Nowadays, a new deepfake video is made public almost every day, demonstrating that we truly cannot rely on what we see or hear.

Deepfakes use AI applications (deep learning) to create convincingly real looking images, voice recordings and videos. They are based on existing video footage, sound material and images of a person. Popular victims of this technique are politicians, actors and other public figures as there is plenty of footage of them available. This footage can be used, for example, to replace faces in videos with those of other people. Facial expressions are imitated convincingly well in this process. In the same way, voices, speech melody and speech flow of a recording can be changed and imitated. It is thus possible to put words into somebody’s mouth using deepfakes, you only need enough reference material of the alleged speaker. Deepfakes enable audio-visual fake news that are currently reaching a new level of credibility.
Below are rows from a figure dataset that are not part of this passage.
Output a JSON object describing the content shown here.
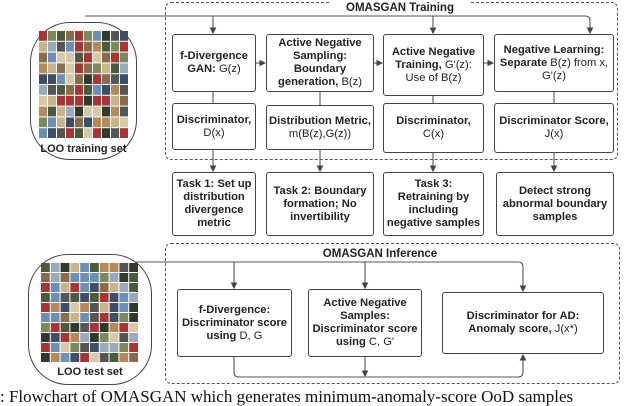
{
  "training": {
    "title": "OMASGAN Training",
    "top_boxes": [
      {
        "bold": "f-Divergence GAN:",
        "normal": "G(z)"
      },
      {
        "bold": "Active Negative Sampling: Boundary generation,",
        "normal": "B(z)"
      },
      {
        "bold": "Active Negative Training,",
        "normal": "G'(z): Use of B(z)"
      },
      {
        "bold": "Negative Learning: Separate",
        "normal": "B(z) from x, G'(z)"
      }
    ],
    "bottom_boxes": [
      {
        "bold": "Discriminator,",
        "normal": "D(x)"
      },
      {
        "bold": "Distribution Metric,",
        "normal": "m(B(z),G(z))"
      },
      {
        "bold": "Discriminator,",
        "normal": "C(x)"
      },
      {
        "bold": "Discriminator Score,",
        "normal": "J(x)"
      }
    ],
    "set_label": "LOO training set"
  },
  "tasks": [
    "Task 1: Set up distribution divergence metric",
    "Task 2: Boundary formation; No invertibility",
    "Task 3: Retraining by including negative samples",
    "Detect strong abnormal boundary samples"
  ],
  "inference": {
    "title": "OMASGAN Inference",
    "boxes": [
      {
        "bold": "f-Divergence: Discriminator score using",
        "normal": "D, G"
      },
      {
        "bold": "Active Negative Samples: Discriminator score using",
        "normal": "C, G'"
      },
      {
        "bold": "Discriminator for AD: Anomaly score,",
        "normal": "J(x*)"
      }
    ],
    "set_label": "LOO test set"
  },
  "caption": ": Flowchart of OMASGAN which generates minimum-anomaly-score OoD samples"
}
Deepfakes can also be used in fraud cases. At least one case of this kind is already known: In the so-called CEO Fraud fake messages (usually e-mails), that are made to look as if they were sent by the management, are used to induce payments to alleged suppliers (in reality, the account of the fraudsters). In March of this year, an energy company fell victim to such a CEO Fraud. However, the request for payment did not arrive via e-mail but via phone. The manager of the British company received a phone call from his supervisor, the managing director of the German parent company. Both speech melody as well as the accent corresponded to the German CEO but were most likely imitated using AI. The UK company has dutifully executed the payment of 220,000€ to the alleged supplier due to the credibility of the call.

The good news is the detection of deepfakes is a highly researched topic as well. AI cannot only create deepfake counterfeits but can be used to expose them as well. An approach called Face Forensics, for example, can detect counterfeits, or more precisely altered regions in videos, using a large database of video pairs (fake and original videos).